A primary goal of the Chromosome 18 Clinical Research Center is to link genes to traits (or in genetics-speak: "genotype to phenotype"). In other words, we want to understand what happens when a piece of chromosome 18 is deleted or duplicated. How does it impact a person's health? What does it mean for their development? We spend a lot of time thinking about and trying to understand the impact of missing pieces of chromosome 18.

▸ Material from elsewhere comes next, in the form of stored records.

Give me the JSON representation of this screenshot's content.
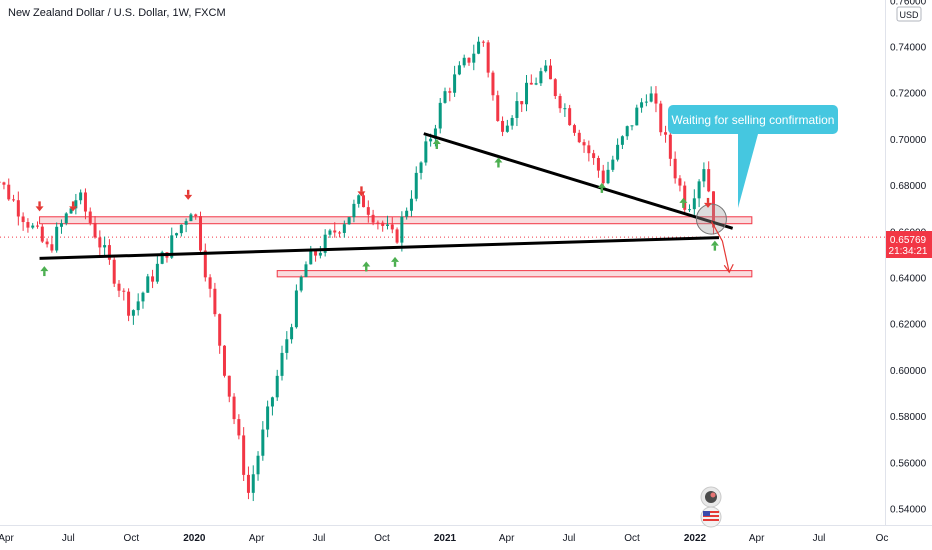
{
  "header": {
    "title": "New Zealand Dollar / U.S. Dollar, 1W, FXCM"
  },
  "price_scale": {
    "currency": "USD",
    "current_price": "0.65769",
    "countdown": "21:34:21"
  },
  "annotation": {
    "text": "Waiting for selling confirmation"
  },
  "colors": {
    "up": "#089981",
    "down": "#f23645",
    "trendline": "#000000",
    "zone_fill": "#f8d3d6",
    "zone_border": "#f23645",
    "callout": "#45c7e0",
    "signal_up": "#4caf50",
    "signal_down": "#e53935"
  },
  "chart_data": {
    "type": "candlestick",
    "title": "New Zealand Dollar / U.S. Dollar, 1W, FXCM",
    "y_ticks": [
      0.74,
      0.72,
      0.7,
      0.68,
      0.66,
      0.64,
      0.62,
      0.6,
      0.58,
      0.56,
      0.54
    ],
    "y_tick_labels": [
      "0.74000",
      "0.72000",
      "0.70000",
      "0.68000",
      "0.66000",
      "0.64000",
      "0.62000",
      "0.60000",
      "0.58000",
      "0.56000",
      "0.54000"
    ],
    "ylim": [
      0.5365,
      0.7625
    ],
    "x_labels": [
      {
        "label": "Apr",
        "bold": false,
        "date": "2019-04-01"
      },
      {
        "label": "Jul",
        "bold": false,
        "date": "2019-07-01"
      },
      {
        "label": "Oct",
        "bold": false,
        "date": "2019-10-01"
      },
      {
        "label": "2020",
        "bold": true,
        "date": "2020-01-01"
      },
      {
        "label": "Apr",
        "bold": false,
        "date": "2020-04-01"
      },
      {
        "label": "Jul",
        "bold": false,
        "date": "2020-07-01"
      },
      {
        "label": "Oct",
        "bold": false,
        "date": "2020-10-01"
      },
      {
        "label": "2021",
        "bold": true,
        "date": "2021-01-01"
      },
      {
        "label": "Apr",
        "bold": false,
        "date": "2021-04-01"
      },
      {
        "label": "Jul",
        "bold": false,
        "date": "2021-07-01"
      },
      {
        "label": "Oct",
        "bold": false,
        "date": "2021-10-01"
      },
      {
        "label": "2022",
        "bold": true,
        "date": "2022-01-01"
      },
      {
        "label": "Apr",
        "bold": false,
        "date": "2022-04-01"
      },
      {
        "label": "Jul",
        "bold": false,
        "date": "2022-07-01"
      },
      {
        "label": "Oc",
        "bold": false,
        "date": "2022-10-01"
      }
    ],
    "current_price": 0.65769,
    "key_points": [
      {
        "date": "2019-03-01",
        "price": 0.691
      },
      {
        "date": "2019-06-01",
        "price": 0.652
      },
      {
        "date": "2019-07-15",
        "price": 0.676
      },
      {
        "date": "2019-10-01",
        "price": 0.625
      },
      {
        "date": "2019-12-30",
        "price": 0.672
      },
      {
        "date": "2020-03-20",
        "price": 0.547
      },
      {
        "date": "2020-06-10",
        "price": 0.645
      },
      {
        "date": "2020-09-01",
        "price": 0.674
      },
      {
        "date": "2020-10-20",
        "price": 0.656
      },
      {
        "date": "2021-01-01",
        "price": 0.72
      },
      {
        "date": "2021-02-25",
        "price": 0.744
      },
      {
        "date": "2021-03-20",
        "price": 0.705
      },
      {
        "date": "2021-05-25",
        "price": 0.73
      },
      {
        "date": "2021-08-20",
        "price": 0.683
      },
      {
        "date": "2021-10-25",
        "price": 0.722
      },
      {
        "date": "2021-12-20",
        "price": 0.67
      },
      {
        "date": "2022-01-15",
        "price": 0.69
      },
      {
        "date": "2022-02-01",
        "price": 0.657
      }
    ],
    "resistance_zone": {
      "from": 0.6635,
      "to": 0.6665,
      "start_date": "2019-05-20",
      "end_date": "2022-03-25"
    },
    "support_zone": {
      "from": 0.6405,
      "to": 0.6432,
      "start_date": "2020-05-01",
      "end_date": "2022-03-25"
    },
    "trendlines": [
      {
        "from": {
          "date": "2019-05-20",
          "price": 0.6485
        },
        "to": {
          "date": "2022-02-05",
          "price": 0.6575
        }
      },
      {
        "from": {
          "date": "2020-12-01",
          "price": 0.7025
        },
        "to": {
          "date": "2022-02-25",
          "price": 0.6615
        }
      }
    ],
    "projection": [
      {
        "date": "2022-01-25",
        "price": 0.6645
      },
      {
        "date": "2022-02-10",
        "price": 0.656
      },
      {
        "date": "2022-02-20",
        "price": 0.6425
      }
    ],
    "signal_arrows": [
      {
        "dir": "down",
        "date": "2019-05-20",
        "price": 0.671
      },
      {
        "dir": "up",
        "date": "2019-05-27",
        "price": 0.643
      },
      {
        "dir": "down",
        "date": "2019-07-08",
        "price": 0.671
      },
      {
        "dir": "down",
        "date": "2019-12-23",
        "price": 0.676
      },
      {
        "dir": "down",
        "date": "2020-09-01",
        "price": 0.6775
      },
      {
        "dir": "up",
        "date": "2020-09-08",
        "price": 0.645
      },
      {
        "dir": "up",
        "date": "2020-10-20",
        "price": 0.647
      },
      {
        "dir": "up",
        "date": "2020-12-20",
        "price": 0.698
      },
      {
        "dir": "up",
        "date": "2021-03-20",
        "price": 0.69
      },
      {
        "dir": "up",
        "date": "2021-08-18",
        "price": 0.679
      },
      {
        "dir": "up",
        "date": "2021-12-15",
        "price": 0.6725
      },
      {
        "dir": "down",
        "date": "2022-01-20",
        "price": 0.6725
      },
      {
        "dir": "up",
        "date": "2022-01-30",
        "price": 0.654
      }
    ]
  }
}
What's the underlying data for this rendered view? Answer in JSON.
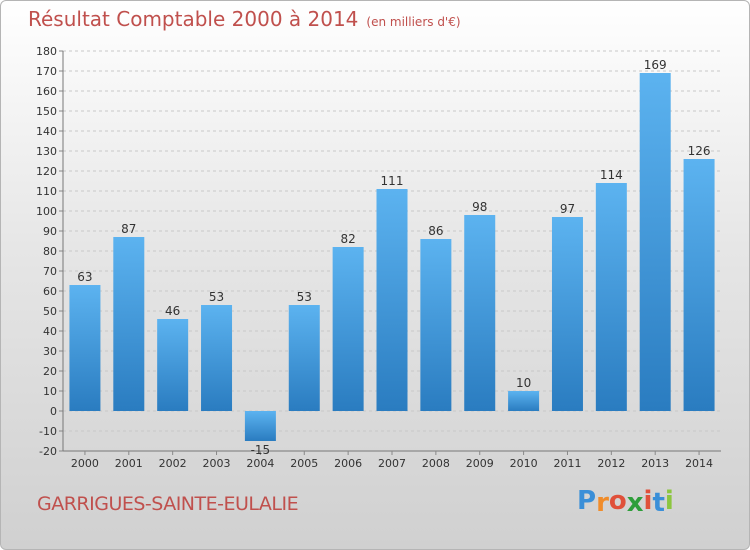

However, did you know that we can also learn a great deal from what ISN'T missing? The Chromosome 18 Clinical Research Center has enrolled over 300 people with 18q-, each with their own unique breakpoint. These breakpoints are located all along the chromosome, meaning that there are a wide ranges of deletions. Yet, there are two areas on chromosome 18 that have never been reported missing in a person with 18q-. They are located right next to the chromosome 18 centromere and within the 18q21.1 band, which is about in the middle of the chromosome 18 long arm
Since we have seen people with deletions of every other part of the chromosome, we suspect that there is a reason that deletions of these regions have never been seen. These genes are so critical that pregnancies missing one of the two copies of these genes cannot be carried to term. We call these regions "hemizygous lethal". We hypothesize that there are one or more genes in each of these regions that are absolutely critical to early development. This is information that is of significance to the wider community of biological scientists.
While this information does not give us specific information about people with chromosome 18 conditions, it does show how research carried out by the Research Center contributes to our general understanding of developmental biology. It is a great example of how families can have an impact even beyond the world of chromosome 18, just by participating in research!